Auto Getter and HasField

This chapter explains two pieces that often appear together:

• #[derive(HasField)]
• #[cgp_auto_getter]

Short version:

• HasField gives a context a generic way to read fields by field name.
• cgp_auto_getter uses HasField to auto-implement simple getter traits.

If HasField is the raw field access engine, cgp_auto_getter is the user-friendly wrapper.

Why this exists

You usually want provider code to depend on traits like HasName, not on concrete struct fields.

That keeps providers reusable:

• any context with a matching getter trait can use the provider,
• the provider does not care about the concrete context type.

HasField + cgp_auto_getter is the easiest way to create those getter traits.

Step 1: #[derive(HasField)] on a context

use cgp::prelude::*;

#[derive(HasField)]
pub struct Person {
    pub name: String,
    pub age: u32,
}

After this derive, Person can expose its fields through CGP’s generic field-access trait machinery.

In plain terms: the derive teaches CGP that Person has a name field and an age field, and what their types are.

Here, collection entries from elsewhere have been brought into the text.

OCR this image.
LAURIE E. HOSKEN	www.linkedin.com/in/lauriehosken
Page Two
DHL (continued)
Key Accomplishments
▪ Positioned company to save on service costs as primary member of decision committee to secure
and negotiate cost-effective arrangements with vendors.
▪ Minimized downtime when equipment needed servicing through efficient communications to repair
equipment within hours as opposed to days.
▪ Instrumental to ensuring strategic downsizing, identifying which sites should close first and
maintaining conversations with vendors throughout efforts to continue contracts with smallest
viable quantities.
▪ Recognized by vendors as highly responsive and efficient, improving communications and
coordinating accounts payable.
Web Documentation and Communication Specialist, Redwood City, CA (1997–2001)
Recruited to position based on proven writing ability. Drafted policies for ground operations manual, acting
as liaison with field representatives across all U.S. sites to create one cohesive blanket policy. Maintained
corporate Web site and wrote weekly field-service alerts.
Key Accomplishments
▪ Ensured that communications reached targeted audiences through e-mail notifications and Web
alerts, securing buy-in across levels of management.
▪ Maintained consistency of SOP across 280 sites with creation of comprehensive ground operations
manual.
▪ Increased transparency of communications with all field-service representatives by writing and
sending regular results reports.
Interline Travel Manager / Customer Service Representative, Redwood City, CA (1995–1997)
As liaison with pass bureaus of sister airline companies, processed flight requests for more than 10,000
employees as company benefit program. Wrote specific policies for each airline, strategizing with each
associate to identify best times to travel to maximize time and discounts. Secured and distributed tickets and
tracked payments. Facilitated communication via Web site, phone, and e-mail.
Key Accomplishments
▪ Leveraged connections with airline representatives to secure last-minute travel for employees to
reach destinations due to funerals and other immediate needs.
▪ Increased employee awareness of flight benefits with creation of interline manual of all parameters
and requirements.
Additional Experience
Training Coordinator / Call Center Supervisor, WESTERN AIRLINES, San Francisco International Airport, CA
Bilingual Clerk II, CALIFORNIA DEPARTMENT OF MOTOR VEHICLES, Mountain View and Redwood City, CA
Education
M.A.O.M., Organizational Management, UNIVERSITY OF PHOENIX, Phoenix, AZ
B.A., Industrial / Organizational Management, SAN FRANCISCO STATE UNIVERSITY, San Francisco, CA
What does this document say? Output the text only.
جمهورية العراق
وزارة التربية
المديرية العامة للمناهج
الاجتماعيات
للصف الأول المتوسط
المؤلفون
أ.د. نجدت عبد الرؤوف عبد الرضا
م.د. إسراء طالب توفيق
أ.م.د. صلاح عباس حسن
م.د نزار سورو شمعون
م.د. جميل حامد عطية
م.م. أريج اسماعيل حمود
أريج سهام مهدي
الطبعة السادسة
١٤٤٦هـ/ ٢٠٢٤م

Step 2: define getter traits with #[cgp_auto_getter]

use cgp::prelude::*;

#[cgp_auto_getter]
pub trait HasName {
    fn name(&self) -> &str;
}

#[cgp_auto_getter]
pub trait HasAge {
    fn age(&self) -> &u32;
}

#[cgp_auto_getter] auto-generates blanket getter implementations using HasField.

In plain terms:

• if a context has a name field compatible with the name() return type, it gets HasName automatically.
• if a context has an age field compatible with the age() return type, it gets HasAge automatically.

Full working example

use cgp::prelude::*;

#[cgp_auto_getter]
pub trait HasName {
    fn name(&self) -> &str;
}

#[cgp_auto_getter]
pub trait HasAge {
    fn age(&self) -> &u32;
}

#[derive(HasField)]
pub struct Person {
    pub name: String,
    pub age: u32,
}

fn print_profile<C: HasName>(person: &C) {
    println!("name={}", person.name());
}

fn print_age<C: HasAge>(person: &C) {
    println!("age={}", person.age());
}

fn main() {
    let person = Person {
        name: "Ada".into(),
        age: 36,
    };

    print_profile(&person);
    print_age(&person);
}

No manual impl blocks were needed for HasName or HasAge.

What exactly gets matched

For #[cgp_auto_getter], the getter method name is important:

• fn name(&self) -> … expects a name field.
• fn age(&self) -> … expects an age field.

And the return type must be compatible with the field type.

Example:

• name: String can satisfy fn name(&self) -> &str.
• age: u32 satisfies fn age(&self) -> &u32.

How this helps providers

Providers can depend on getter traits, not concrete structs:

use cgp::prelude::*;

#[cgp_component(Greeter)]
pub trait CanGreet {
    fn greet(&self);
}

#[cgp_auto_getter]
pub trait HasName {
    fn name(&self) -> &str;
}

#[cgp_impl(new GreetHello)]
impl Greeter
where
    Self: HasName,
{
    fn greet(&self) {
        println!("Hello, {}!", self.name());
    }
}

This provider works with any context that has HasName, whether that context is Person, AdminUser, or something else.

Setting a field with HasFieldMut

#[derive(HasField)] also enables mutable field access via HasFieldMut.

That lets you update a field in generic code without naming the concrete context type.

use core::marker::PhantomData;
use cgp::prelude::*;

#[derive(HasField)]
pub struct Person {
    pub name: String,
    pub age: u32,
}

fn rename<C>(context: &mut C, new_name: String)
where
    C: HasFieldMut<Symbol!("name"), Value = String>,
{
    *context.get_field_mut(PhantomData) = new_name;
}

fn main() {
    let mut person = Person {
        name: "Ada".into(),
        age: 36,
    };

    rename(&mut person, "Grace".into());
    assert_eq!(person.name, "Grace");
}

How to read this:

• HasFieldMut<Symbol!(“name”)> means “this context has a mutable name field”.
• get_field_mut(PhantomData) returns &mut String for that field.
• We assign through that mutable reference.

So a practical rule is:

• use #[cgp_auto_getter] for read-focused traits,
• use HasFieldMut when you need generic field updates.

Mental model

• HasField = low-level field lookup capability generated from your struct fields.
• cgp_auto_getter = easy getter traits built on top of HasField.
• Provider constraints (like Self: HasName) = reusable requirements that many contexts can satisfy.

This is one of the main CGP patterns: use small getter traits as reusable dependencies.